Adobe Analytics automatically deselects the traffic variables (pathing versions) and many of the visitor profile and technology reports that we’ve identified as being generally less interesting or valuable. However, you may override these default settings at anytime. Once you click “Save” within the Contribution Analysis customize dimensions settings, your dimension selections will persist for all contribution analyses you queue up in the future (these selections will not be applied to any contribution analyses currently running or already in your Analysis Queue).

Key Points

Contribution Analysis is a groundbreaking new tool that places Adobe’s machine-learning-based “data-scientist-in-a-box” at your fingertips. Selecting the right variables and deselecting the less-useful ones provides the clarity you need to get your Contribution Analysis going.
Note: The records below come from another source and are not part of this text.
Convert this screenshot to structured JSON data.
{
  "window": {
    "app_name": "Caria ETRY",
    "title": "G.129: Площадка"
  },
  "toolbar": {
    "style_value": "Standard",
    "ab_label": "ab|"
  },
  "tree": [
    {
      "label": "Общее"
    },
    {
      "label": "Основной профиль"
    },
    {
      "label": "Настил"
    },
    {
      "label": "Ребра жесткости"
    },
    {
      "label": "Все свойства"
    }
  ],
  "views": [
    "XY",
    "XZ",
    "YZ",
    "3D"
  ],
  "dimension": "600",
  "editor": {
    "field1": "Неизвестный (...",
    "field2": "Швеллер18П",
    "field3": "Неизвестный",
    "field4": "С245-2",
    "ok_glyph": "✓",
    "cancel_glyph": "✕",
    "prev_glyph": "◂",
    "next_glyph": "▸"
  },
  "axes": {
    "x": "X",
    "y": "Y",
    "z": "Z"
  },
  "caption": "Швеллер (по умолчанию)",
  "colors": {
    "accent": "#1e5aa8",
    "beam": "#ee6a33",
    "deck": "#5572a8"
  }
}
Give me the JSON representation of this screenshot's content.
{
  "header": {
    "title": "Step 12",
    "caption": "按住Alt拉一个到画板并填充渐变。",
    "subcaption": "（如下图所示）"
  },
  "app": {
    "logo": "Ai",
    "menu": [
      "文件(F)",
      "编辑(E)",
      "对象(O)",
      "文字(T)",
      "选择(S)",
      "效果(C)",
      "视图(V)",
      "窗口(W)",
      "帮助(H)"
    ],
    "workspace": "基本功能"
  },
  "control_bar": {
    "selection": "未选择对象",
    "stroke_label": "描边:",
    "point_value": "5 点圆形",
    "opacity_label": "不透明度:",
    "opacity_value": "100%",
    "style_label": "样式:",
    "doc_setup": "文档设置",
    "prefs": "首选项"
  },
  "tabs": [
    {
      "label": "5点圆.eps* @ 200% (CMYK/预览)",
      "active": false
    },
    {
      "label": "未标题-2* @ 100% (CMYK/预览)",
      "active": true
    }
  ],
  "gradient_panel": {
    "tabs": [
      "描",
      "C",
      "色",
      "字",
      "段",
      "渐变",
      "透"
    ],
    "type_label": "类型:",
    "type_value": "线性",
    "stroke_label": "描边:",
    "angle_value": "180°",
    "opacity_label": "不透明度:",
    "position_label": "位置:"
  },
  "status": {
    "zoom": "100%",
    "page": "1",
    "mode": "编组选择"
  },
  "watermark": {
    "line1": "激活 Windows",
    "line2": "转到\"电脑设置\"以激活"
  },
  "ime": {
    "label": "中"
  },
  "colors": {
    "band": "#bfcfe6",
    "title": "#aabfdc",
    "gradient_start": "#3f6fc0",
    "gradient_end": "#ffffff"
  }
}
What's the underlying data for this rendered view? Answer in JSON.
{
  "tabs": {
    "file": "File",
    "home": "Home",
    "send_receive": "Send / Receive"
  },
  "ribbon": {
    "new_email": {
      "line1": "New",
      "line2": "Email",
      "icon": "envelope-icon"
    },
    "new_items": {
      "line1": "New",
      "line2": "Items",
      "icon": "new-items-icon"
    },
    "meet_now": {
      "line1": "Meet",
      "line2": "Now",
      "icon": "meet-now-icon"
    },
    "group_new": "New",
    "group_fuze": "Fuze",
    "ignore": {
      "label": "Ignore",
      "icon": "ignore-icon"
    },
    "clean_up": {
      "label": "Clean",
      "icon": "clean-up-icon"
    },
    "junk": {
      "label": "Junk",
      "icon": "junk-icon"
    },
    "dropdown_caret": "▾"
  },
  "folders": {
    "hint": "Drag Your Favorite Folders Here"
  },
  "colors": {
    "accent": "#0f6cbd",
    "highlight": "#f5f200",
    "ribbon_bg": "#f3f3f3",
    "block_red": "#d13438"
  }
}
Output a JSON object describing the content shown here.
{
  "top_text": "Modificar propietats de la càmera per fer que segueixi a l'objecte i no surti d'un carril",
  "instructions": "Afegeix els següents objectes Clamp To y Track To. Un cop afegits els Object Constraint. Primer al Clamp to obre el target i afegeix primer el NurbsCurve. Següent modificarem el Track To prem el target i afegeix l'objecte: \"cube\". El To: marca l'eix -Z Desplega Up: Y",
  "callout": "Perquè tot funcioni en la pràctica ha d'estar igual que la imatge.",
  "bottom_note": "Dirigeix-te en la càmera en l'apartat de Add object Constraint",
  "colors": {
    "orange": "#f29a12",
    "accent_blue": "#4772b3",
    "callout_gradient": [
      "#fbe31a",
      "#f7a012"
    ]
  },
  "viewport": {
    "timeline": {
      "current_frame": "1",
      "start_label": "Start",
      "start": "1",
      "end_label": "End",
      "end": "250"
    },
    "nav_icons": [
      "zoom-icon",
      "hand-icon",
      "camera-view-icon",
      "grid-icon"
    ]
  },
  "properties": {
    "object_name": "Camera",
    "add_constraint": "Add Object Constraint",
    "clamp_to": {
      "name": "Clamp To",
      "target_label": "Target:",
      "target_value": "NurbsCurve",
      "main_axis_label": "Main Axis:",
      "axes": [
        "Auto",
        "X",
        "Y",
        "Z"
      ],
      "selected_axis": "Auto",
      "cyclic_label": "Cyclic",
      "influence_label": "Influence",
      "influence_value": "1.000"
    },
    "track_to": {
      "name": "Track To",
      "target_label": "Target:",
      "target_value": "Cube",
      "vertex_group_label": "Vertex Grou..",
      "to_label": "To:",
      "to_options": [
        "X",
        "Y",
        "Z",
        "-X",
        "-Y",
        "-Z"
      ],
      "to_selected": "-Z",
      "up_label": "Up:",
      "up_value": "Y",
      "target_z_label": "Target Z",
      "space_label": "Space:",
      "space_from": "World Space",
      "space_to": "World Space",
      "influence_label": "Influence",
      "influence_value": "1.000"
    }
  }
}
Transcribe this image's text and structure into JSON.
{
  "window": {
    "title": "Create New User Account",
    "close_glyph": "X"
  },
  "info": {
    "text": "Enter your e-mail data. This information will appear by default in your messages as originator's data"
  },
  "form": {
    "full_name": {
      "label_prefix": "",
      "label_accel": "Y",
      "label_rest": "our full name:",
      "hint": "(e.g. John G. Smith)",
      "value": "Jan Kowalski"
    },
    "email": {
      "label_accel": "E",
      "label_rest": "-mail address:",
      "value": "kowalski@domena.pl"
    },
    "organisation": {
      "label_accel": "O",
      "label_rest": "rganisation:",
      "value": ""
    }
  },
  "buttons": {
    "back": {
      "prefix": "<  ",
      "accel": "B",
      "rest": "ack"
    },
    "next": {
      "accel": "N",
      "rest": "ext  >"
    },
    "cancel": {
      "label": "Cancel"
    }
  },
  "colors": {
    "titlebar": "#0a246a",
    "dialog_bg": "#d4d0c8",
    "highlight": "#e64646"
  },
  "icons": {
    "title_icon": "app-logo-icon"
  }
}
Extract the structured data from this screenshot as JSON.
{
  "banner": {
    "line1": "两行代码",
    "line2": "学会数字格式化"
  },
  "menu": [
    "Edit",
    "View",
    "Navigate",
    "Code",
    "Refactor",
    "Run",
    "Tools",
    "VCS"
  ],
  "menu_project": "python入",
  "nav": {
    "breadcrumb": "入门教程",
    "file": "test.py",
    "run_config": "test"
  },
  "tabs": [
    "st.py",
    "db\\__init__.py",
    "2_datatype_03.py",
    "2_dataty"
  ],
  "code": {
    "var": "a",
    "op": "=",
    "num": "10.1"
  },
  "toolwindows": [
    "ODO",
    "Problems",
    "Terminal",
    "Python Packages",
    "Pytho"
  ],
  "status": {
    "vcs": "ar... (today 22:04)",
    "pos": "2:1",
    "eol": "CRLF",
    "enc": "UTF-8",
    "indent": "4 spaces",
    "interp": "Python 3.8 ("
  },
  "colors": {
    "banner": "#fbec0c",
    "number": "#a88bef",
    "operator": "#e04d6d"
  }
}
In the second installment of this post, we’ll delve into the tips, tricks, and best practices relating to interactions & actions, applying segments, interpretation, and top segments. Then, we’ll move on to list your likely next steps.

*Contribution Analysis is primarily an Adobe Analytics Premium capability. However, there is a much lighter version of Contribution Analysis for Analytics Standard customers. Analytics Standard customers can only analyze up to three dimensions (by default these include Pages, Products, and Campaigns) and you will only see the list of the top five contributors in the Contribution Summary.